6
$\begingroup$

In Java, the size of arrays are immutable. However, to my understanding, they are still allocated on the heap, because Java allocates almost everything on the heap. Even then, Java arrays are still unchanging in size. My question is, if at any point a language implementation (e.g., the Java Virtual Machine) could simply call realloc() or the equivalent, why do they still not support resizing an array without creating a new one?

Another example is in C++, there are new/delete which are equivalent to malloc()/free(), but there is no corresponding equivalent of realloc(). At the same time, both languages have standard library classes that behave as arrays that can be resized (java.util.ArrayList and std::vector). Is there a reason a language would bar the programmer from manually performing reallocations/resizes?

$\endgroup$
2
  • 2
    $\begingroup$ It might be worth noting that realloc is, essentially, a fancy wrapper around free and malloc with some corner cases. While it might resize in-place in favorable conditions, it gives no guarantees. Java and C++ still allow you to do the same thing manually, which is what ArrayList and std::vector do. $\endgroup$
    – abel1502
    Commented Jul 11, 2023 at 19:45
  • 7
    $\begingroup$ It could also be said that those corner cases are the reason why realloc exists. $\endgroup$
    – ojs
    Commented Jul 12, 2023 at 9:20

3 Answers 3

14
$\begingroup$

There is potentially unknown number of variables pointing to ("referencing") the same Java array. It cannot be "reallocated" because these references may end up pointing to nothing if it is moved in the memory. A wrapper object is required that is not reallocated so references to it remain valid. This wrapper object can then manage the internal array to what only it has access to.

With C++, it is still possible to get this wrong by creating and retaining pointers into internal values inside the vector: you add one more element, the vector grows and using your pointers is now undefined behavior. However you mostly just need to be aware.

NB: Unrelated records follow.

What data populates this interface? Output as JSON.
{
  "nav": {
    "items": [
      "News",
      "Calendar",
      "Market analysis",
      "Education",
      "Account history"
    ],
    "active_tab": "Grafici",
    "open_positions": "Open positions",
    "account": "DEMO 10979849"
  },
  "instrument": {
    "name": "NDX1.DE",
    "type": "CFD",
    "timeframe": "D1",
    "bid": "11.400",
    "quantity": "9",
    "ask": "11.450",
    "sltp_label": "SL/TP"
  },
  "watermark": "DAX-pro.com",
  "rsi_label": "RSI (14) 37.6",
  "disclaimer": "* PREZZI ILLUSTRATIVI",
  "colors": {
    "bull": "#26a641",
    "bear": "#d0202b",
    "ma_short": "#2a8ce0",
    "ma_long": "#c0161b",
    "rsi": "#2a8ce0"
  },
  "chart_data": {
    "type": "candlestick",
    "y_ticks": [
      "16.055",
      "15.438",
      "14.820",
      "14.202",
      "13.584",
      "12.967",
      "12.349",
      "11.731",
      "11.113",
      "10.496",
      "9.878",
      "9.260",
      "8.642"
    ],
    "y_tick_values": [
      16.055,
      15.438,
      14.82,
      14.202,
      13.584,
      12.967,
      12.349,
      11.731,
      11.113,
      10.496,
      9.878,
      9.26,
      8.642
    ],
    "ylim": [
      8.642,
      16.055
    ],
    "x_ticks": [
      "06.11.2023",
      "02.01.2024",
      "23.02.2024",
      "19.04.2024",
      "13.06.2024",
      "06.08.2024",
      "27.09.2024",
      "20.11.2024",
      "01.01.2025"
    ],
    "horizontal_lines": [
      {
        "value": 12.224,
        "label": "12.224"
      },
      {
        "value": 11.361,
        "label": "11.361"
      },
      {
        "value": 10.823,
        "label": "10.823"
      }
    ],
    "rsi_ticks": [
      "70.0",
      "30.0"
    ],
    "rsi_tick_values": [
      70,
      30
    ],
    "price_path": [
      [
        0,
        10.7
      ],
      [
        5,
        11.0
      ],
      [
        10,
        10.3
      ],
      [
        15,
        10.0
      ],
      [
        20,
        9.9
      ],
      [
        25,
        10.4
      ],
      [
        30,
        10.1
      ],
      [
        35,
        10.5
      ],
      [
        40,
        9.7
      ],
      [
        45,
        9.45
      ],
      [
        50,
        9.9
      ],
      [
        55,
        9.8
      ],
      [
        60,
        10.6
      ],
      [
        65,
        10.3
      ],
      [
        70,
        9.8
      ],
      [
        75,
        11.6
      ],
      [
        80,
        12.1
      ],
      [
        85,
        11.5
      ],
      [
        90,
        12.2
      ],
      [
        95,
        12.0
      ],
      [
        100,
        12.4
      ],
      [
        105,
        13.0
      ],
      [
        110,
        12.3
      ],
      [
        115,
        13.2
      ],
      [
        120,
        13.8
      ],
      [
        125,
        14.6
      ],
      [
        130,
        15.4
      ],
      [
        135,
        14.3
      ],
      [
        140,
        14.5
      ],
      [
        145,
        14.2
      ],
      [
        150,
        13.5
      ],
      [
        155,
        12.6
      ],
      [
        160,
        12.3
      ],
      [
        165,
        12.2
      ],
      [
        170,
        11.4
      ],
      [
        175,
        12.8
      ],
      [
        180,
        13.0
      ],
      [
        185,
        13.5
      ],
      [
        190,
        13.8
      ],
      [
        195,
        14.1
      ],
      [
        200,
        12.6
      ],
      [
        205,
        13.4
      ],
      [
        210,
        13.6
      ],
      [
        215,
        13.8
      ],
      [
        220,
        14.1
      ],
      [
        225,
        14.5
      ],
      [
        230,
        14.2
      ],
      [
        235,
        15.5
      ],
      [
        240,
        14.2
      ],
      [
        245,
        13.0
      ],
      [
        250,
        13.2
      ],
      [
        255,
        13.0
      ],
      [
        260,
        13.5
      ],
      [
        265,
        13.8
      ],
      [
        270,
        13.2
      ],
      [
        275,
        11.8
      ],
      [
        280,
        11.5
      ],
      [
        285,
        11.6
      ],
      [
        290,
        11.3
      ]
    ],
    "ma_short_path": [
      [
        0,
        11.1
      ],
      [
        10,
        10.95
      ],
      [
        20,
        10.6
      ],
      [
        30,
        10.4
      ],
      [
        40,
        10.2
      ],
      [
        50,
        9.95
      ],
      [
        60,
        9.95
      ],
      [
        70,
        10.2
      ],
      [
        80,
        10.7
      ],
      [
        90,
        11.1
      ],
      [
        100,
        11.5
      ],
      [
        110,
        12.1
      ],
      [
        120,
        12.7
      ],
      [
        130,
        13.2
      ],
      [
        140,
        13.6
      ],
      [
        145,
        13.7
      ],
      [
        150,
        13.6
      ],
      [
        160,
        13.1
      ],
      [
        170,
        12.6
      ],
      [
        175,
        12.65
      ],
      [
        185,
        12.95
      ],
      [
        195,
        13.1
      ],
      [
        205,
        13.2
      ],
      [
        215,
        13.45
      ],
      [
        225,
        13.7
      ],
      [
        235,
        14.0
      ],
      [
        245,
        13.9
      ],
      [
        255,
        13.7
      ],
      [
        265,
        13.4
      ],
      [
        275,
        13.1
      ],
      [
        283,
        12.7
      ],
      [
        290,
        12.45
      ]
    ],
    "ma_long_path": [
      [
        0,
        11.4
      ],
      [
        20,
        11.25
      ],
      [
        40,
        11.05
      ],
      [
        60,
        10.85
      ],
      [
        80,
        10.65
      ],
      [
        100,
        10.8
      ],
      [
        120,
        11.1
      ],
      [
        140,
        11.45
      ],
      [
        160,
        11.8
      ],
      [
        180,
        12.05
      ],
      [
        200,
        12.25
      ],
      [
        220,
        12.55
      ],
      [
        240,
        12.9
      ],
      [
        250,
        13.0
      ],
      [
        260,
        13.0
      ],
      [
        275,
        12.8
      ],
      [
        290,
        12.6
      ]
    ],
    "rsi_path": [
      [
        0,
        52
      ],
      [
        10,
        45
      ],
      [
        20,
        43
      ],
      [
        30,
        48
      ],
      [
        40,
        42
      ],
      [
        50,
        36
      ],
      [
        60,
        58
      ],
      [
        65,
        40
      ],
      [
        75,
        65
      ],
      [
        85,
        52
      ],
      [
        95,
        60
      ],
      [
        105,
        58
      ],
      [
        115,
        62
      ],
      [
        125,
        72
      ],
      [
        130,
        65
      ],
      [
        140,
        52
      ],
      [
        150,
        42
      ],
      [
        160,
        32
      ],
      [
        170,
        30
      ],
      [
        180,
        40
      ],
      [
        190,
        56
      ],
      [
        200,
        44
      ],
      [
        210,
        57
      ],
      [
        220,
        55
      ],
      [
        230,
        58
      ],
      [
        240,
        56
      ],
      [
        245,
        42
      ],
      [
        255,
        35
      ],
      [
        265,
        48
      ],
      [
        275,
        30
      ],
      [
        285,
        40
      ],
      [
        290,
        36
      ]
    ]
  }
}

And, yes, C++ does have std::realloc that you may use if find reasonable, even if there are restrictions how to allocate the region, see comment below.

$\endgroup$
4
  • 2
    $\begingroup$ C++ std::realloc is for use with what was std::malloced (or std::calloced), it's incompatible with new. $\endgroup$
    – Ruslan
    Commented Jul 12, 2023 at 10:40
  • 3
    $\begingroup$ Note that a stop-the-world garbage collector can reallocate storage for objects and update all references to them, and in fact that is how many such collectors work. Such reallocation can only occur during a stop-the-world event, however, and not at other times. $\endgroup$
    – supercat
    Commented Jul 14, 2023 at 14:56
  • $\begingroup$ @supercat - yes, but running a stop-the-world collection generally takes multiple milliseconds or even tens of milliseconds in typical applications. And a hypothetical Java Arrays.resize would need to run one every time it was called, which is likely to be substantially less efficient than just copying the array's contents into a new one, thus the entire point of realloc existing (that in some unusual circumstances it's faster, and isn't ever noticeably slower than making a new copy) is essentially negated. $\endgroup$
    – occipita
    Commented Jul 23, 2023 at 18:50
  • $\begingroup$ @occipita: Agreed that stop-the-world GC systems that globally update direct references can't accommodate operations that might require expanding objects in place. Such a system could allow objects to be shrunk, however, with the proviso that storage wouldn't become available until the next GC cycle. That's not really a problem, though, since nobody would care whether the memory was available before the next GC cycle. $\endgroup$
    – supercat
    Commented Jul 23, 2023 at 19:17
8
$\begingroup$

Java couldn't allow this because of how its memory is laid out. There are four pools, each of increasing size. Every time an object is created, it is added to the smallest pool, in a contiguous manner. Objects that go out of scope don't immediately get deallocated, instead waiting for the next GC cycle. When that pool is full, all objects in the pool are checked for aliveness. If they are, they move to the next larger pool. The pool is then cleared at the end of the GC cycle. This happens for each larger pool, until the largest, which requires the most work to clean up, but rarely ever does. As such, a reallocation would require all members of the pool to potentially move to make space, or the object would have to be placed at the end of the pool, and everything else would move, and it may even trigger an early GC cycle in that pool if there's insufficient space.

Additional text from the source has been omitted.